China Says "High Fence" Won't Do Any Good to US after Nvidia Underlines Huawei as Top Competitor
BEIJING, February 27 (TMTPost)-- China warned the Biden administration that any technology curbs on the world’s No.2 economy will only run counter to U.S. desire as American semiconductor giant Nvidia is facing more challenges from Chinese peers, led by Huawei Technologies Ltd.
Credit:Visual China
“Small yard and high fence” will not stop China’s innovation-driven development, nor will it do any good to US companies or the entire semiconductor industry, Mao Ning, the spokesperson of China’s Foreign Ministry, commented on report about Nvidia’ inclusion of Huawei in its current competitors at a regular press on Tuesday. Mao said open cooperation is the core driving force for the growth of the semiconductor industry, and to fragment the Chinese market, one of the major semiconductor markets in the world, destabilize global industrial and supply chains, and stymie efficiency and innovation serves no one’s interests. Mao urged the United States to follow the principles of market economy and fair competition, and support companies around the world in advancing science and technology through healthy competition.
Mao’s remark came after Nvidia first underlined Huawi as a top competitor in artificial intelligence (AI), chips and various areas in a regulatory filling last Wednesday. Nvidia said Huawei competes in supplying chips designed for AI such as graphics processing units (GPUs), central processing units (CPUs) and networking chips. The Santa Clara, California-based company also identified Huawei as a cloud service company designing its own hardware and software to improve AI computing.
Earlier this month, Chinese Foreign Minister Wang Yi compared U.S. attempts to curb China to “small yard and high fence”. during his in-person meeting with U.S. Secretary of State Antony Blinken on the sidelines of the 60th Munich Security Conference, Wang stressed either turning "de-risking" into "de-China", building “small yard and high fence”, or engaging in "decoupling from China" will eventually backfire on the United States. Wang renewed Beijing’s call for the U.S. to lift “illegal unilateral” sanctions against Chinese companies and individuals, and also asked to stop harming China’s rights and interests of legitimate development.

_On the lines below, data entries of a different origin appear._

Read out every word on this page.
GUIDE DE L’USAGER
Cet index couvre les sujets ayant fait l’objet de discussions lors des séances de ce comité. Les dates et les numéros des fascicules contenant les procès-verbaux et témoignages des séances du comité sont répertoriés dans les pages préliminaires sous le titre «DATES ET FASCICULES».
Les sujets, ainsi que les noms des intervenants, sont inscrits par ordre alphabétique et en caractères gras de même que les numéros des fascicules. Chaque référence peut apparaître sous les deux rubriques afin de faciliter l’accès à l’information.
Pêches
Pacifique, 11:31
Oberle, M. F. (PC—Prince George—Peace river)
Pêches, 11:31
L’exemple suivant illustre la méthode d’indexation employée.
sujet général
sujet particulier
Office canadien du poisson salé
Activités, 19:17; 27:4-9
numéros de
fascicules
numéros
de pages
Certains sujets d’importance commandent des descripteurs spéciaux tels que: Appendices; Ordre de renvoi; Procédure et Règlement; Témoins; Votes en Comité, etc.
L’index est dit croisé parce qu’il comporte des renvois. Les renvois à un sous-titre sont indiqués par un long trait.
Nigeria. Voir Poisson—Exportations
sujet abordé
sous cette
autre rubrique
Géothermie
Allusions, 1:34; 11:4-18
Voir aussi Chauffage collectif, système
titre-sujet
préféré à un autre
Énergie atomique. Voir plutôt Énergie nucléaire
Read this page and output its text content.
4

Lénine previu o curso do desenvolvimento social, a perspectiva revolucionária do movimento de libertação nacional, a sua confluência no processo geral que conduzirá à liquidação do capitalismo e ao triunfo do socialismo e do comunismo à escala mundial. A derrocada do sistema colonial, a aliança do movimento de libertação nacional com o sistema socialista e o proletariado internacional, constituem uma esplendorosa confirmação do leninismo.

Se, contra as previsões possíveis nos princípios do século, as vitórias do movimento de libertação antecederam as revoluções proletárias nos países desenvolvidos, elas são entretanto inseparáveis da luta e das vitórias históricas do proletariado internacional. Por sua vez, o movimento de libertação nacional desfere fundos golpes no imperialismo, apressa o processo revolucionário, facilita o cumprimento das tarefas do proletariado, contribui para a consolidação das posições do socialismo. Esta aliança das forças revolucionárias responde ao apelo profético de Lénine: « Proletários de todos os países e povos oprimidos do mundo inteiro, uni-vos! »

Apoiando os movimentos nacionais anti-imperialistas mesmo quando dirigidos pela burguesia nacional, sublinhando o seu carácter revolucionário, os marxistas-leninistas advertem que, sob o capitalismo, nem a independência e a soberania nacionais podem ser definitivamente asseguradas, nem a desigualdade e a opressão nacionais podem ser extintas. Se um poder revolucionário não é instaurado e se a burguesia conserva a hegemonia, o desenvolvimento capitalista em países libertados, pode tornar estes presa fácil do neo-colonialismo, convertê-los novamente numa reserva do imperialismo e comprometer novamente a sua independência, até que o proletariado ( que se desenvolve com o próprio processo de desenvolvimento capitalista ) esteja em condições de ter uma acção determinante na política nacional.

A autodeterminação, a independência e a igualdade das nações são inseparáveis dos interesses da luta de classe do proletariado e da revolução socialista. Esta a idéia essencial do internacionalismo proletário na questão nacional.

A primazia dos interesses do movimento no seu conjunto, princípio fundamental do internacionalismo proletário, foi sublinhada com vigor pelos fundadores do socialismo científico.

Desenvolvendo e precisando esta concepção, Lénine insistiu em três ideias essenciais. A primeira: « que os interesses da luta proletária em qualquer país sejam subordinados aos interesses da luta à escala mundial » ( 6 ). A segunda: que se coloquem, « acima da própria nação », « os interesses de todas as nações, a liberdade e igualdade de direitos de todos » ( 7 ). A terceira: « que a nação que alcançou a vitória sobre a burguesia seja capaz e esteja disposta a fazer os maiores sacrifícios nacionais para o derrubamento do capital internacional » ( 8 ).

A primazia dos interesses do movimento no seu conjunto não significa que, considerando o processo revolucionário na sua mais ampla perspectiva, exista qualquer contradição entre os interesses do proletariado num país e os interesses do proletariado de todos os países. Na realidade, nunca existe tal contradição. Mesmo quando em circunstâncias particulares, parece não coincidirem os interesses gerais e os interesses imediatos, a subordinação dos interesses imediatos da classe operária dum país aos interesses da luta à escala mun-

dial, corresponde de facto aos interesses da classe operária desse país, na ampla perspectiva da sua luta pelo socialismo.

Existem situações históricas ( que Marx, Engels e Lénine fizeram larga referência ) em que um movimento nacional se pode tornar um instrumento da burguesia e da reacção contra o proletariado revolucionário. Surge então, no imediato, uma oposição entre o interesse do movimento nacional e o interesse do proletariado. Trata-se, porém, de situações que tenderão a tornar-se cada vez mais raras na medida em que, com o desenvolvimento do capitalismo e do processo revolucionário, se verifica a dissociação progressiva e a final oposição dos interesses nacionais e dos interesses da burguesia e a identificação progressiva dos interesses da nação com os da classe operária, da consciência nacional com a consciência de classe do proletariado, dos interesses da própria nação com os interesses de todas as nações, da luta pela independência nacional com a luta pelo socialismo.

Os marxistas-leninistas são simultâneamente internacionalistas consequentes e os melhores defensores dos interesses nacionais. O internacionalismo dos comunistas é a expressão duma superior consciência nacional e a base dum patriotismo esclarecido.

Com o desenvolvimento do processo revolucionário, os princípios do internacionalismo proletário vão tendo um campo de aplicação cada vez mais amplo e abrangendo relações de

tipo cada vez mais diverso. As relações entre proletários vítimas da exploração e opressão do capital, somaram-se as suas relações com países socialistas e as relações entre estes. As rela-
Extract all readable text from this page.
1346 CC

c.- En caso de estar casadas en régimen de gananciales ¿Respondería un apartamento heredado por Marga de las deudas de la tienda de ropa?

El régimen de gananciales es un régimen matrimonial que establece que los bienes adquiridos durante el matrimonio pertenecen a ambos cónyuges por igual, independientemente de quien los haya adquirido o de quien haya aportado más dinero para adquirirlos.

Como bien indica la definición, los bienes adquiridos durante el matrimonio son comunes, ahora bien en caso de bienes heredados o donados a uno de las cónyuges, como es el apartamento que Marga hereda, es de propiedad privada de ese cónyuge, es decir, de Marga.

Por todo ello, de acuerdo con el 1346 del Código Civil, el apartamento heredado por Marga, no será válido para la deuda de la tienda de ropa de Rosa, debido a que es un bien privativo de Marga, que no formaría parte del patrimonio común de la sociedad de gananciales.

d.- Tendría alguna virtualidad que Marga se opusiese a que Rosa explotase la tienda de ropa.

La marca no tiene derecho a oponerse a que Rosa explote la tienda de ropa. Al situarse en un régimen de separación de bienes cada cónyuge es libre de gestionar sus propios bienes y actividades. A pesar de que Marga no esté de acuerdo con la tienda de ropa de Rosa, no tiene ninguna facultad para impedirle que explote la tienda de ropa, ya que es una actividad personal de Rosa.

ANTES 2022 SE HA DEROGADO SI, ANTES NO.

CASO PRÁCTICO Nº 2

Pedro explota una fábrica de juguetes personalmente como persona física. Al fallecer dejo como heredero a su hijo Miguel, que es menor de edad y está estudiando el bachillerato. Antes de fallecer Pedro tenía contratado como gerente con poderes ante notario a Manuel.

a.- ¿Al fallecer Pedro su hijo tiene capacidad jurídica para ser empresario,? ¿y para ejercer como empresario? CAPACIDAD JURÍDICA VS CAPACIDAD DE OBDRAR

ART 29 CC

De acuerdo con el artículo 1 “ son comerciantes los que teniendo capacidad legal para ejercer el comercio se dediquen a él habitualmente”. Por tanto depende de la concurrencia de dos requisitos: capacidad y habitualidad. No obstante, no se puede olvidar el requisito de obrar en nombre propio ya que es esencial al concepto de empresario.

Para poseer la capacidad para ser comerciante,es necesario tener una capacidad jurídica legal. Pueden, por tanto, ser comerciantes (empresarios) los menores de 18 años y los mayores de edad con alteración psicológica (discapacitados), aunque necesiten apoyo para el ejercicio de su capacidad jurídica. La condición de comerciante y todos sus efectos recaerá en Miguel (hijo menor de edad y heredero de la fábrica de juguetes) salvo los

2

Nvidia is the semiconductor designer that dominates the market for AI chips, which empower AI systems including the large language model behind ChatGPT. The U.S. has imposed months ago a new export control on AI offerings to China. The U.S. Department of Commerce introduced a rule entitles “Implementation of Additional Export Controls: Certain Advanced Computing Items; Supercomputer and Semiconductor End Use; Updates and Corrections”, on October 18. The rule was supposed to come into effect following a 30-day public comment period. But Nvidia disclosed on October 25 that the U.S. government informed the licensing requirements of the rule applicable to products having a “total processing performance” of 4800 or more and designed or marketed for data centers, is effective immediately.
Nvidia has modified some of flagship products including A100 and H100 for exports to China, including an alternative A800 chip, as the U.S. regulators last year banned it from selling its most advanced chips to China. But even A800, the weakened version of Nvida’s cutting-edge A100 processor, is not allowed for export without first obtaining a license according to the new restrictions.
TMTPost learned in December that Nvidia will launch a new set of chips under the name of HGX H20, L20 PCle, L2 PClel for China market, though all of them are weakened version. Compared with H100, the HGX H20 has limitations on bandwidth and computing speed, and its overall computing power is about 80% less than that of H100, namely, the comprehensive computing performance of H20 is equal to 20% of H100.
Nvidia CEO Jensen Huang said in December that has been working very closely with the U.S. government to make sure products for China comply with new rules about export controls. Huang noted Intel, Huawei and the growing number of semiconductor startups are posing serious challenges to Nvidia’s domination, and Nvidia has a lot of competitors in and outside China. But the executive said he is not phased by such competition and believes it’s good for the advancement of the technology.